Web Figure 23.1.C Surface wax deposits, which form the top layer of the cuticle, adopt different forms. These scanning electron micrographs show the leaf surfaces of two different lines of Brassica oleracea, which differ in wax crystal structure. (From Eigenbrode et al. 1991, courtesy of S. D. Eigenbrode, with permission from the Entomological Society of America.)
Suberin is a polymer whose structure is poorly understood. Like cutin, suberin is formed from hydroxy or epoxy fatty acids joined by ester linkages. However, suberin differs from cutin in that it has dicarboxylic acids (see Web Figure 23.1.A, bottom), more long-chain components, and a significant proportion of phenolic compounds as part of its structure.

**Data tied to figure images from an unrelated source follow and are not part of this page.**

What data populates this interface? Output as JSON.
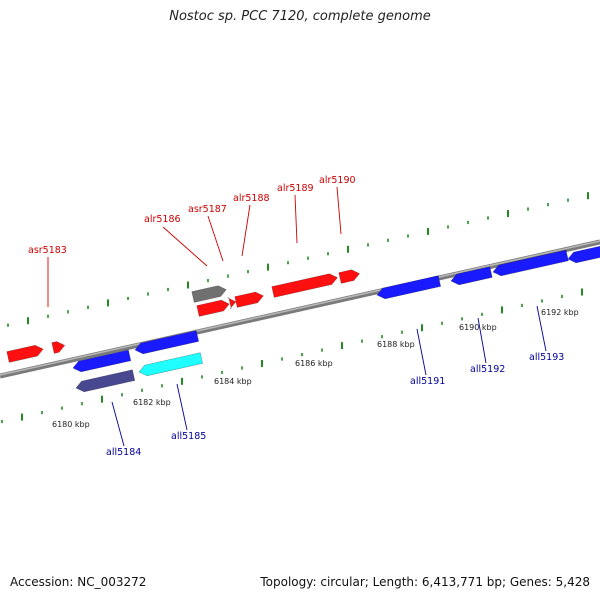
{
  "title": "Nostoc sp. PCC 7120, complete genome",
  "footer": {
    "accession": "Accession: NC_003272",
    "summary": "Topology: circular; Length: 6,413,771 bp; Genes: 5,428"
  },
  "colors": {
    "forward_gene": "#ff1010",
    "reverse_gene": "#1a1aff",
    "pseudo_gene": "#707070",
    "reverse_alt_dark": "#484890",
    "reverse_alt_cyan": "#20ffff",
    "forward_label": "#cc0000",
    "reverse_label": "#000099",
    "tick": "#228b22",
    "backbone": "#808080"
  },
  "tick_labels": [
    "6180 kbp",
    "6182 kbp",
    "6184 kbp",
    "6186 kbp",
    "6188 kbp",
    "6190 kbp",
    "6192 kbp"
  ],
  "gene_labels": [
    {
      "name": "asr5183",
      "strand": "forward"
    },
    {
      "name": "alr5186",
      "strand": "forward"
    },
    {
      "name": "asr5187",
      "strand": "forward"
    },
    {
      "name": "alr5188",
      "strand": "forward"
    },
    {
      "name": "alr5189",
      "strand": "forward"
    },
    {
      "name": "alr5190",
      "strand": "forward"
    },
    {
      "name": "all5184",
      "strand": "reverse"
    },
    {
      "name": "all5185",
      "strand": "reverse"
    },
    {
      "name": "all5191",
      "strand": "reverse"
    },
    {
      "name": "all5192",
      "strand": "reverse"
    },
    {
      "name": "all5193",
      "strand": "reverse"
    }
  ]
}
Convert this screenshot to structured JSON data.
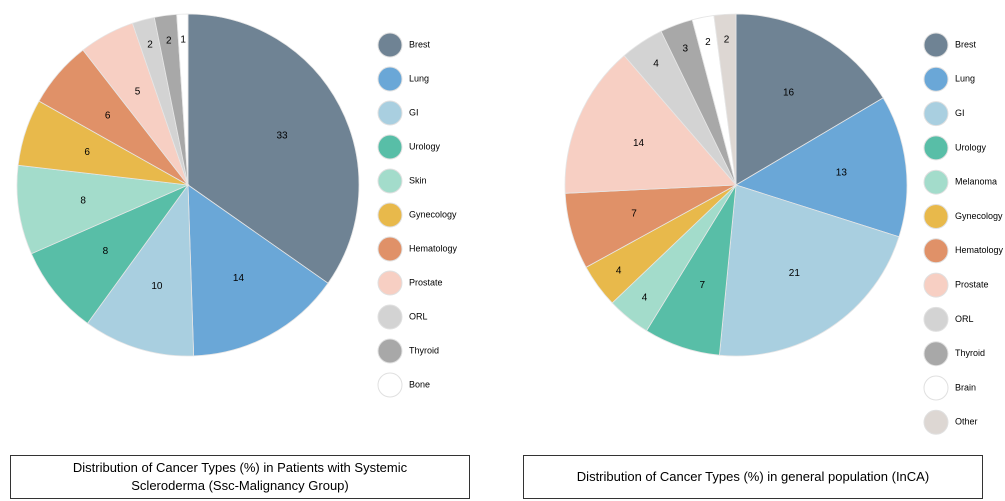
{
  "chart_data": [
    {
      "type": "pie",
      "title": "Distribution of Cancer Types (%) in Patients with Systemic Scleroderma (Ssc-Malignancy Group)",
      "categories": [
        "Brest",
        "Lung",
        "GI",
        "Urology",
        "Skin",
        "Gynecology",
        "Hematology",
        "Prostate",
        "ORL",
        "Thyroid",
        "Bone"
      ],
      "values": [
        33,
        14,
        10,
        8,
        8,
        6,
        6,
        5,
        2,
        2,
        1
      ],
      "colors": [
        "#6f8394",
        "#6aa7d7",
        "#a9cfe0",
        "#58bea7",
        "#a3dccb",
        "#e8b94b",
        "#e09168",
        "#f7cfc3",
        "#d3d3d3",
        "#a8a8a8",
        "#ffffff"
      ]
    },
    {
      "type": "pie",
      "title": "Distribution of Cancer Types (%) in general population (InCA)",
      "categories": [
        "Brest",
        "Lung",
        "GI",
        "Urology",
        "Melanoma",
        "Gynecology",
        "Hematology",
        "Prostate",
        "ORL",
        "Thyroid",
        "Brain",
        "Other"
      ],
      "values": [
        16,
        13,
        21,
        7,
        4,
        4,
        7,
        14,
        4,
        3,
        2,
        2
      ],
      "colors": [
        "#6f8394",
        "#6aa7d7",
        "#a9cfe0",
        "#58bea7",
        "#a3dccb",
        "#e8b94b",
        "#e09168",
        "#f7cfc3",
        "#d3d3d3",
        "#a8a8a8",
        "#ffffff",
        "#ddd7d3"
      ]
    }
  ]
}
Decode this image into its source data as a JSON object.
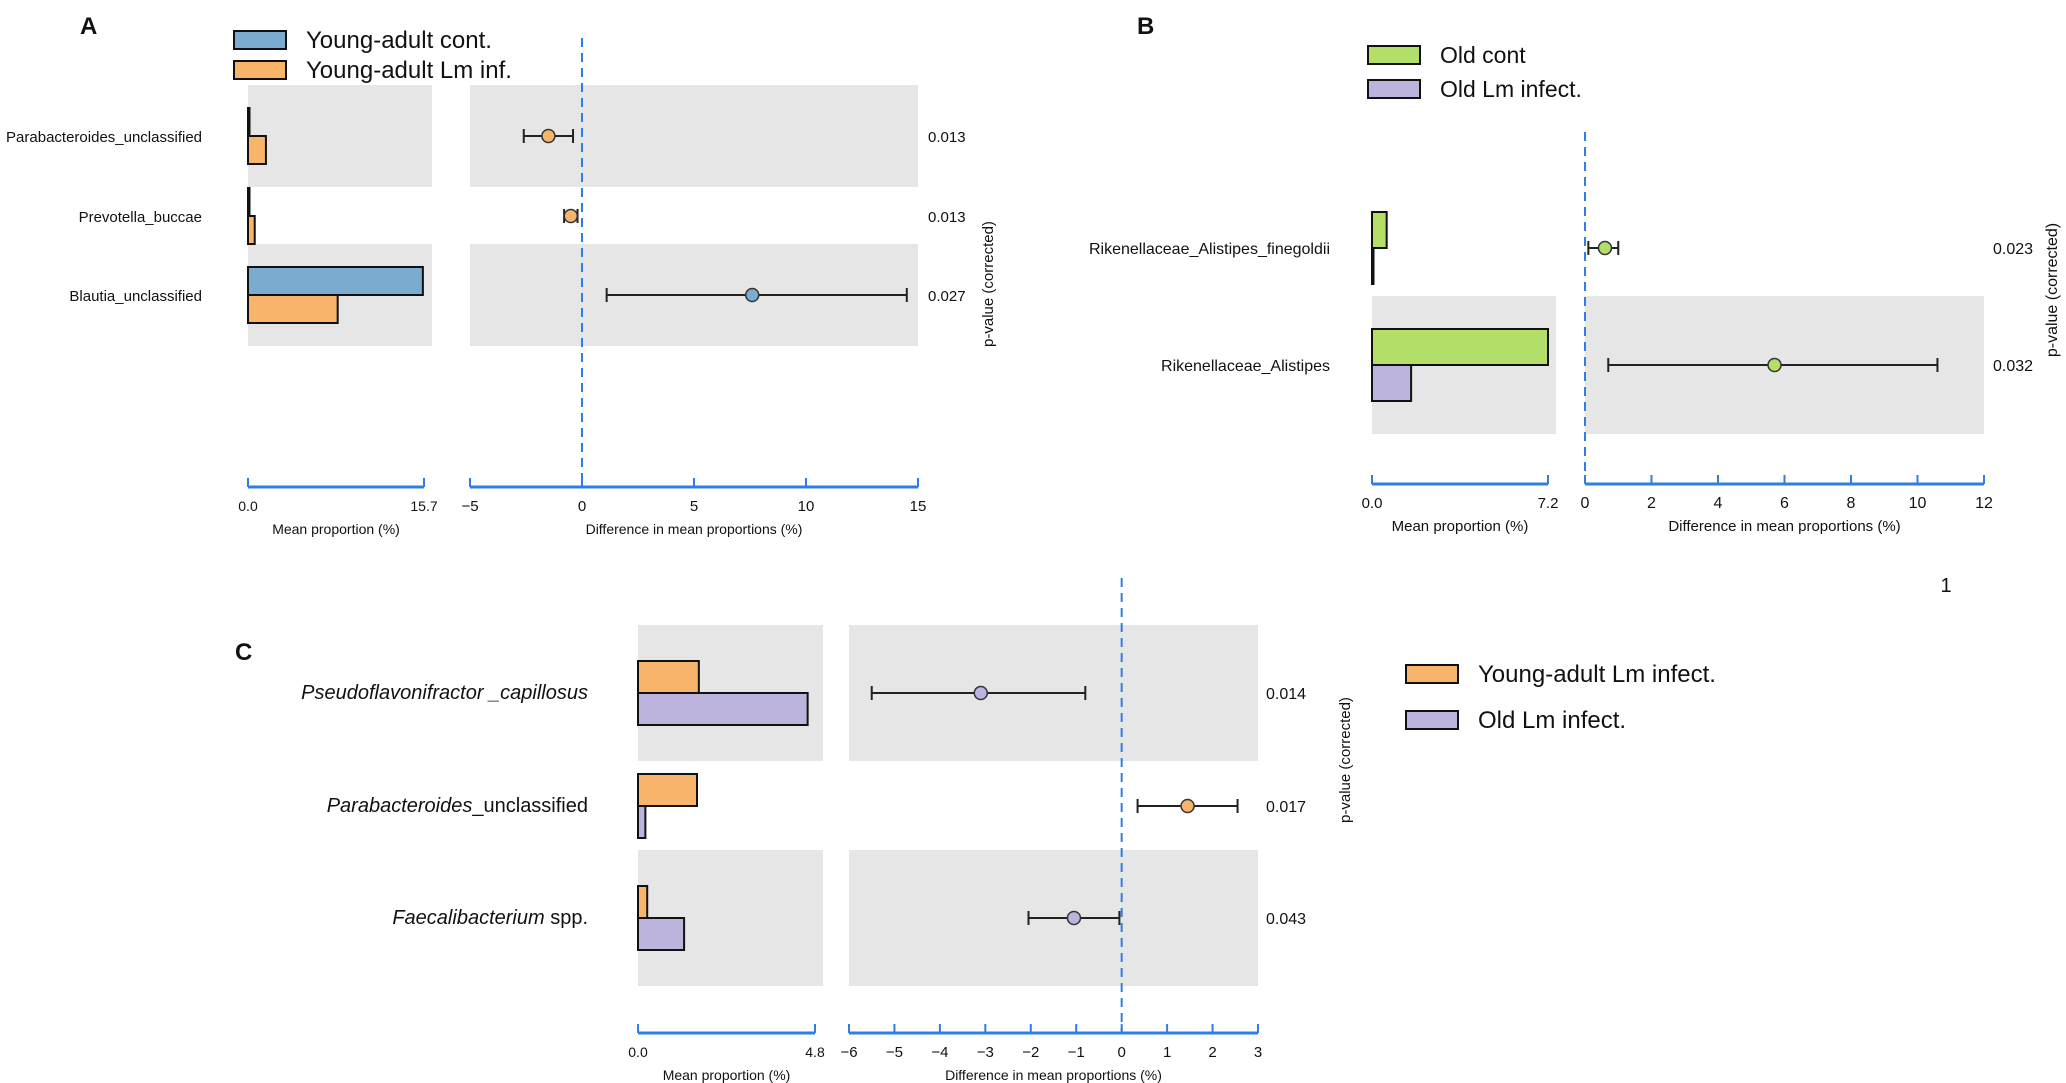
{
  "colors": {
    "young_cont": "#7aacd0",
    "young_inf": "#f7b46a",
    "old_cont": "#b3de68",
    "old_inf": "#bcb4dc",
    "axis_blue": "#2f7ee6",
    "panel_grey": "#e6e6e6"
  },
  "chart_data": [
    {
      "panel": "A",
      "type": "bar",
      "legend": [
        "Young-adult  cont.",
        "Young-adult  Lm inf."
      ],
      "categories": [
        "Parabacteroides_unclassified",
        "Prevotella_buccae",
        "Blautia_unclassified"
      ],
      "series": [
        {
          "name": "Young-adult  cont.",
          "values": [
            0.05,
            0.05,
            15.6
          ]
        },
        {
          "name": "Young-adult  Lm inf.",
          "values": [
            1.6,
            0.6,
            8.0
          ]
        }
      ],
      "xlabel": "Mean proportion (%)",
      "xlim": [
        0,
        15.7
      ],
      "xticks": [
        "0.0",
        "15.7"
      ],
      "diff": {
        "xlabel": "Difference in mean proportions (%)",
        "xlim": [
          -5,
          15
        ],
        "xticks": [
          "−5",
          "0",
          "5",
          "10",
          "15"
        ],
        "points": [
          {
            "value": -1.5,
            "ci": [
              -2.6,
              -0.4
            ],
            "winner": "Young-adult  Lm inf."
          },
          {
            "value": -0.5,
            "ci": [
              -0.8,
              -0.2
            ],
            "winner": "Young-adult  Lm inf."
          },
          {
            "value": 7.6,
            "ci": [
              1.1,
              14.5
            ],
            "winner": "Young-adult  cont."
          }
        ]
      },
      "pvalues": [
        "0.013",
        "0.013",
        "0.027"
      ],
      "pvalue_label": "p-value (corrected)"
    },
    {
      "panel": "B",
      "type": "bar",
      "legend": [
        "Old cont",
        "Old Lm infect."
      ],
      "categories": [
        "Rikenellaceae_Alistipes_finegoldii",
        "Rikenellaceae_Alistipes"
      ],
      "series": [
        {
          "name": "Old cont",
          "values": [
            0.6,
            7.2
          ]
        },
        {
          "name": "Old Lm infect.",
          "values": [
            0.05,
            1.6
          ]
        }
      ],
      "xlabel": "Mean proportion (%)",
      "xlim": [
        0,
        7.2
      ],
      "xticks": [
        "0.0",
        "7.2"
      ],
      "diff": {
        "xlabel": "Difference in mean proportions (%)",
        "xlim": [
          0,
          12
        ],
        "xticks": [
          "0",
          "2",
          "4",
          "6",
          "8",
          "10",
          "12"
        ],
        "points": [
          {
            "value": 0.6,
            "ci": [
              0.1,
              1.0
            ],
            "winner": "Old cont"
          },
          {
            "value": 5.7,
            "ci": [
              0.7,
              10.6
            ],
            "winner": "Old cont"
          }
        ]
      },
      "pvalues": [
        "0.023",
        "0.032"
      ],
      "pvalue_label": "p-value (corrected)",
      "page_number": "1"
    },
    {
      "panel": "C",
      "type": "bar",
      "legend": [
        "Young-adult  Lm infect.",
        "Old Lm infect."
      ],
      "categories": [
        {
          "italic": "Pseudoflavonifractor _capillosus",
          "plain": ""
        },
        {
          "italic": "Parabacteroides",
          "plain": "_unclassified"
        },
        {
          "italic": "Faecalibacterium",
          "plain": " spp."
        }
      ],
      "series": [
        {
          "name": "Young-adult  Lm infect.",
          "values": [
            1.65,
            1.6,
            0.25
          ]
        },
        {
          "name": "Old Lm infect.",
          "values": [
            4.6,
            0.2,
            1.25
          ]
        }
      ],
      "xlabel": "Mean proportion (%)",
      "xlim": [
        0,
        4.8
      ],
      "xticks": [
        "0.0",
        "4.8"
      ],
      "diff": {
        "xlabel": "Difference in mean proportions (%)",
        "xlim": [
          -6,
          3
        ],
        "xticks": [
          "−6",
          "−5",
          "−4",
          "−3",
          "−2",
          "−1",
          "0",
          "1",
          "2",
          "3"
        ],
        "points": [
          {
            "value": -3.1,
            "ci": [
              -5.5,
              -0.8
            ],
            "winner": "Old Lm infect."
          },
          {
            "value": 1.45,
            "ci": [
              0.35,
              2.55
            ],
            "winner": "Young-adult  Lm infect."
          },
          {
            "value": -1.05,
            "ci": [
              -2.05,
              -0.05
            ],
            "winner": "Old Lm infect."
          }
        ]
      },
      "pvalues": [
        "0.014",
        "0.017",
        "0.043"
      ],
      "pvalue_label": "p-value (corrected)"
    }
  ]
}
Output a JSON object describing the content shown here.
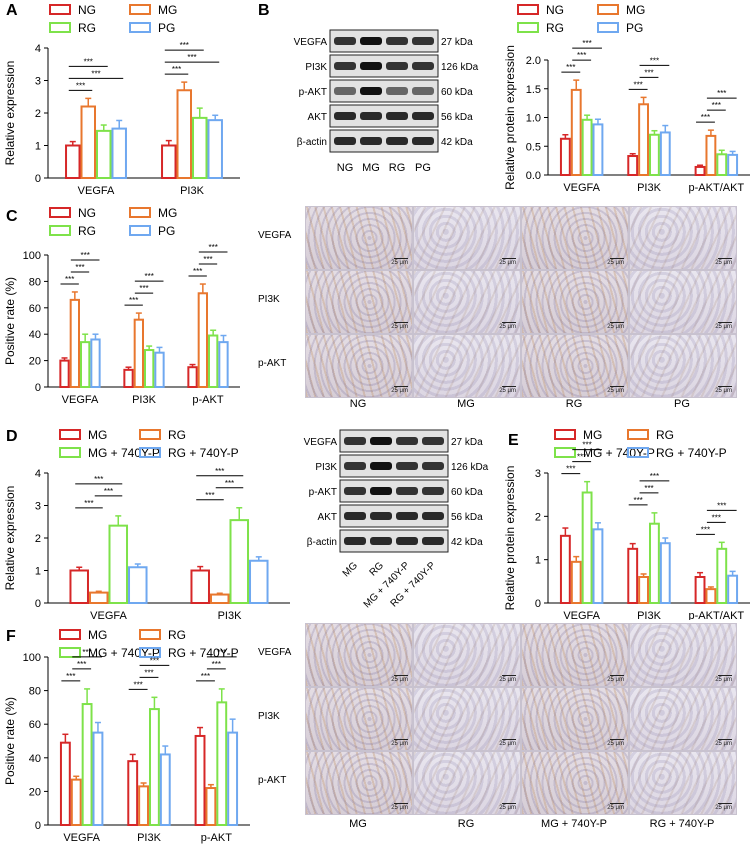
{
  "panels": {
    "A": "A",
    "B": "B",
    "C": "C",
    "D": "D",
    "E": "E",
    "F": "F"
  },
  "colors": {
    "NG": "#d62728",
    "MG": "#e8772e",
    "RG": "#7ee24a",
    "PG": "#6fa8f0",
    "D_MG": "#d62728",
    "D_RG": "#e8772e",
    "D_MG740": "#7ee24a",
    "D_RG740": "#6fa8f0"
  },
  "legend_top": [
    "NG",
    "MG",
    "RG",
    "PG"
  ],
  "legend_bottom": [
    "MG",
    "RG",
    "MG + 740Y-P",
    "RG + 740Y-P"
  ],
  "sig": "***",
  "chart_data": [
    {
      "id": "A",
      "type": "bar",
      "ylabel": "Relative expression",
      "ylim": [
        0,
        4
      ],
      "yticks": [
        "0",
        "1",
        "2",
        "3",
        "4"
      ],
      "categories": [
        "VEGFA",
        "PI3K"
      ],
      "series": [
        {
          "name": "NG",
          "values": [
            1.0,
            1.0
          ],
          "err": [
            0.12,
            0.15
          ]
        },
        {
          "name": "MG",
          "values": [
            2.2,
            2.7
          ],
          "err": [
            0.25,
            0.25
          ]
        },
        {
          "name": "RG",
          "values": [
            1.45,
            1.85
          ],
          "err": [
            0.18,
            0.3
          ]
        },
        {
          "name": "PG",
          "values": [
            1.52,
            1.78
          ],
          "err": [
            0.25,
            0.15
          ]
        }
      ]
    },
    {
      "id": "B",
      "type": "bar",
      "ylabel": "Relative protein expression",
      "ylim": [
        0,
        2.0
      ],
      "yticks": [
        "0.0",
        "0.5",
        "1.0",
        "1.5",
        "2.0"
      ],
      "categories": [
        "VEGFA",
        "PI3K",
        "p-AKT/AKT"
      ],
      "series": [
        {
          "name": "NG",
          "values": [
            0.63,
            0.33,
            0.14
          ],
          "err": [
            0.07,
            0.04,
            0.03
          ]
        },
        {
          "name": "MG",
          "values": [
            1.48,
            1.23,
            0.68
          ],
          "err": [
            0.17,
            0.12,
            0.1
          ]
        },
        {
          "name": "RG",
          "values": [
            0.96,
            0.7,
            0.36
          ],
          "err": [
            0.08,
            0.07,
            0.07
          ]
        },
        {
          "name": "PG",
          "values": [
            0.88,
            0.74,
            0.35
          ],
          "err": [
            0.09,
            0.12,
            0.06
          ]
        }
      ]
    },
    {
      "id": "C",
      "type": "bar",
      "ylabel": "Positive rate (%)",
      "ylim": [
        0,
        100
      ],
      "yticks": [
        "0",
        "20",
        "40",
        "60",
        "80",
        "100"
      ],
      "categories": [
        "VEGFA",
        "PI3K",
        "p-AKT"
      ],
      "series": [
        {
          "name": "NG",
          "values": [
            20,
            13,
            15
          ],
          "err": [
            2,
            2,
            2
          ]
        },
        {
          "name": "MG",
          "values": [
            66,
            51,
            71
          ],
          "err": [
            6,
            5,
            7
          ]
        },
        {
          "name": "RG",
          "values": [
            34,
            28,
            39
          ],
          "err": [
            6,
            3,
            4
          ]
        },
        {
          "name": "PG",
          "values": [
            36,
            26,
            34
          ],
          "err": [
            4,
            4,
            5
          ]
        }
      ]
    },
    {
      "id": "D",
      "type": "bar",
      "ylabel": "Relative expression",
      "ylim": [
        0,
        4
      ],
      "yticks": [
        "0",
        "1",
        "2",
        "3",
        "4"
      ],
      "categories": [
        "VEGFA",
        "PI3K"
      ],
      "series": [
        {
          "name": "MG",
          "values": [
            1.0,
            1.0
          ],
          "err": [
            0.1,
            0.12
          ]
        },
        {
          "name": "RG",
          "values": [
            0.32,
            0.26
          ],
          "err": [
            0.04,
            0.04
          ]
        },
        {
          "name": "MG + 740Y-P",
          "values": [
            2.38,
            2.55
          ],
          "err": [
            0.3,
            0.38
          ]
        },
        {
          "name": "RG + 740Y-P",
          "values": [
            1.1,
            1.3
          ],
          "err": [
            0.1,
            0.12
          ]
        }
      ]
    },
    {
      "id": "E",
      "type": "bar",
      "ylabel": "Relative protein expression",
      "ylim": [
        0,
        3
      ],
      "yticks": [
        "0",
        "1",
        "2",
        "3"
      ],
      "categories": [
        "VEGFA",
        "PI3K",
        "p-AKT/AKT"
      ],
      "series": [
        {
          "name": "MG",
          "values": [
            1.55,
            1.25,
            0.6
          ],
          "err": [
            0.18,
            0.12,
            0.1
          ]
        },
        {
          "name": "RG",
          "values": [
            0.95,
            0.6,
            0.32
          ],
          "err": [
            0.12,
            0.07,
            0.05
          ]
        },
        {
          "name": "MG + 740Y-P",
          "values": [
            2.55,
            1.83,
            1.25
          ],
          "err": [
            0.25,
            0.25,
            0.15
          ]
        },
        {
          "name": "RG + 740Y-P",
          "values": [
            1.7,
            1.38,
            0.63
          ],
          "err": [
            0.15,
            0.12,
            0.1
          ]
        }
      ]
    },
    {
      "id": "F",
      "type": "bar",
      "ylabel": "Positive rate (%)",
      "ylim": [
        0,
        100
      ],
      "yticks": [
        "0",
        "20",
        "40",
        "60",
        "80",
        "100"
      ],
      "categories": [
        "VEGFA",
        "PI3K",
        "p-AKT"
      ],
      "series": [
        {
          "name": "MG",
          "values": [
            49,
            38,
            53
          ],
          "err": [
            5,
            4,
            5
          ]
        },
        {
          "name": "RG",
          "values": [
            27,
            23,
            22
          ],
          "err": [
            2,
            2,
            2
          ]
        },
        {
          "name": "MG + 740Y-P",
          "values": [
            72,
            69,
            73
          ],
          "err": [
            9,
            7,
            8
          ]
        },
        {
          "name": "RG + 740Y-P",
          "values": [
            55,
            42,
            55
          ],
          "err": [
            6,
            5,
            8
          ]
        }
      ]
    }
  ],
  "blot_B": {
    "rows": [
      "VEGFA",
      "PI3K",
      "p-AKT",
      "AKT",
      "β-actin"
    ],
    "kda": [
      "27 kDa",
      "126 kDa",
      "60 kDa",
      "56 kDa",
      "42 kDa"
    ],
    "lanes": [
      "NG",
      "MG",
      "RG",
      "PG"
    ]
  },
  "blot_D": {
    "rows": [
      "VEGFA",
      "PI3K",
      "p-AKT",
      "AKT",
      "β-actin"
    ],
    "kda": [
      "27 kDa",
      "126 kDa",
      "60 kDa",
      "56 kDa",
      "42 kDa"
    ],
    "lanes": [
      "MG",
      "RG",
      "MG + 740Y-P",
      "RG + 740Y-P"
    ]
  },
  "ihc_C": {
    "rows": [
      "VEGFA",
      "PI3K",
      "p-AKT"
    ],
    "cols": [
      "NG",
      "MG",
      "RG",
      "PG"
    ],
    "scale": "25 μm"
  },
  "ihc_F": {
    "rows": [
      "VEGFA",
      "PI3K",
      "p-AKT"
    ],
    "cols": [
      "MG",
      "RG",
      "MG + 740Y-P",
      "RG + 740Y-P"
    ],
    "scale": "25 μm"
  }
}
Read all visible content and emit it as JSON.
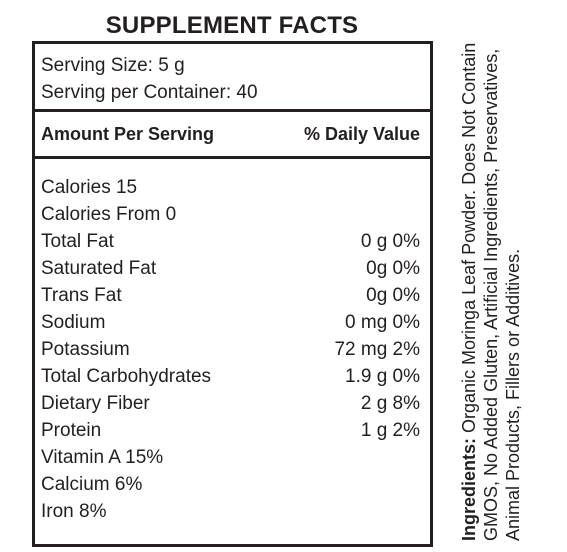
{
  "title": "SUPPLEMENT FACTS",
  "serving": {
    "size": "Serving Size: 5 g",
    "per_container": "Serving per Container: 40"
  },
  "header": {
    "amount": "Amount Per Serving",
    "daily_value": "% Daily Value"
  },
  "rows": [
    {
      "label": "Calories 15",
      "value": ""
    },
    {
      "label": "Calories From 0",
      "value": ""
    },
    {
      "label": "Total Fat",
      "value": "0 g 0%"
    },
    {
      "label": "Saturated Fat",
      "value": "0g 0%"
    },
    {
      "label": "Trans Fat",
      "value": "0g 0%"
    },
    {
      "label": "Sodium",
      "value": "0 mg 0%"
    },
    {
      "label": "Potassium",
      "value": "72 mg 2%"
    },
    {
      "label": "Total Carbohydrates",
      "value": "1.9 g 0%"
    },
    {
      "label": "Dietary Fiber",
      "value": "2 g 8%"
    },
    {
      "label": "Protein",
      "value": "1 g 2%"
    },
    {
      "label": "Vitamin A 15%",
      "value": ""
    },
    {
      "label": "Calcium 6%",
      "value": ""
    },
    {
      "label": "Iron 8%",
      "value": ""
    }
  ],
  "ingredients": {
    "label": "Ingredients:",
    "text": " Organic Moringa Leaf Powder. Does Not Contain GMOS, No Added Gluten, Artificial Ingredients, Preservatives, Animal Products, Fillers or Additives."
  }
}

Suberin is a cell wall constituent found in many locations throughout the plant. We have already noted its presence in the Casparian strip of the root endodermis, which forms a barrier between the apoplast of the cortex and the stele (see textbook Chapter 4). Suberin is a principal component of the outer cell walls of all underground organs and is associated with the cork cells of the periderm, the tissue that forms the outer bark of stems and roots during secondary growth of woody plants. Suberin also forms at sites of leaf abscission and in areas damaged by disease or wounding.
Cutin, Waxes, and Suberin Help Reduce Water Loss and Pathogen Invasion
Cutin, suberin, and their associated waxes form barriers, between the plant and its environment, that function to keep water in and pathogens out. The cuticle is very effective at limiting water loss from aerial parts of the plant, but it does not block transpiration completely: even with the stomata closed, some water is lost. The thickness of the cuticle varies with environmental conditions. Plant species native to arid regions typically have thicker cuticles than do plants from moist habitats, but plants from moist habitats often develop thick cuticles when grown under dry conditions. Similarly, sun leaves and shade leaves of the same canopy often show different cuticle thicknesses.
The cuticle and suberized tissues are both important in excluding fungi and bacteria, although they do not appear to be as important in pathogen resistance as some other defenses, such as phytoalexin production and the hypersensitive response. Many fungi penetrate the plant surface directly by mechanical means. Others produce cutinase, an enzyme that hydrolyzes cutin and thus facilitates entry into the plant.
*Not to be confused with the aquatic lotuses of the Nymphaeaceae family.